Book Reviews

Book vs. Movie: Fahrenheit 451

By
on
June 17, 2018

Book Review:

Fahrenheit 451 introduces us to a future where happiness is only found through fake entertainment provided by the “walls”, full size TV screens in every home. Guy Montag is a fireman who’s job is to burn books because the authorities claim they only confuse and distress the people. When Guy meets a unique stranger, Clarisse, she opens his eyes to the actual world around him, including the value in slowing down to enjoy a real conversation or stopping to look at the stars. After Clarisse mysteriously disappears, Guy smuggles a book into his home and attempts to show his vapid wife how wrong their lives have become. His captain, Beatty, discovers his change of heart and forces Guy to burn his home and go on the run.

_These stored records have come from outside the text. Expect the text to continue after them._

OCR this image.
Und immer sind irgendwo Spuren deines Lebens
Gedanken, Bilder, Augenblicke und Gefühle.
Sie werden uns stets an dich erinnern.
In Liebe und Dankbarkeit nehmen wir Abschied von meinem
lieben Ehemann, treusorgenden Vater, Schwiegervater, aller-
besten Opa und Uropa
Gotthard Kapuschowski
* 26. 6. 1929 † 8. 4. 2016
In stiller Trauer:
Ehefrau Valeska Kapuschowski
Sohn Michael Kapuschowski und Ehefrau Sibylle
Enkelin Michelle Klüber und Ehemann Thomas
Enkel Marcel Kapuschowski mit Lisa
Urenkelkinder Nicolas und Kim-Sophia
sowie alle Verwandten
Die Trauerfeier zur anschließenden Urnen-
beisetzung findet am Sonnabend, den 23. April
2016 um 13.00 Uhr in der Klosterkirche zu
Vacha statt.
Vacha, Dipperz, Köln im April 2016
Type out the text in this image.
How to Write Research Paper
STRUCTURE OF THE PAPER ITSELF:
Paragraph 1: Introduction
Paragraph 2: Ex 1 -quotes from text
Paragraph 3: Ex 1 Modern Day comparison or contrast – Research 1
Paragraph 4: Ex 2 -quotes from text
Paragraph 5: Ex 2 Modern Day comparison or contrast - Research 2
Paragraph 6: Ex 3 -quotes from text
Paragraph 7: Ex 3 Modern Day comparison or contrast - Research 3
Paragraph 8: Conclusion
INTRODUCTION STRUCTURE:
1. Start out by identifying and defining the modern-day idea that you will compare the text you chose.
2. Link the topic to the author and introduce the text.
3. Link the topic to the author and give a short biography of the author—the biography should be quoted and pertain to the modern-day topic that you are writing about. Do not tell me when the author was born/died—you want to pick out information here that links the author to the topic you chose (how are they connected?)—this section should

Ray Bradbury’s novel is a cautionary tale that feels all too relevant in our technology-obsessed society. In the quest for happiness, we’ve given up our ability to think for ourselves and place our entire lives in the hands of technology. Although scholars often recognize censorship as the main theme of this book, Ray Bradbury himself stated that he was more concerned that our love of television and the media would cause us to stop reading books. Substance no longer matters as long as we were entertained. Reading becomes a thing of the past.

I first read Fahrenheit 451 as required reading in high school or college, which is likely the case for most of us if we’ve read it. When I heard a movie was coming out, I took the opportunity to give it another go. I would highly recommend giving this one a second read if you’ve never read it as an adult. I connected with the story and it’s message in a much more impactful way. It is obviously an American classic for a reason, but doesn’t fall into the overly philosophical or wordy nature of other classics. It clocks in at less than 200 pages and features an easy to understand plot and approachable vocabulary.

Some of my favorite parts of the book are Guy’s interactions with Clarisse. He discovers the value of things that we’ve already started to take for granted in real life. Even the rain becomes a source of joy. Meanwhile, Guys’ wife refuses to leave her precious “walls” and “family”, despite the fact that nothing she’s watching is real. How often do we swallow whatever the news says without pausing to think for ourselves? Do we race through life or spend time on phones while sacrificing conversations with our actual friends and family?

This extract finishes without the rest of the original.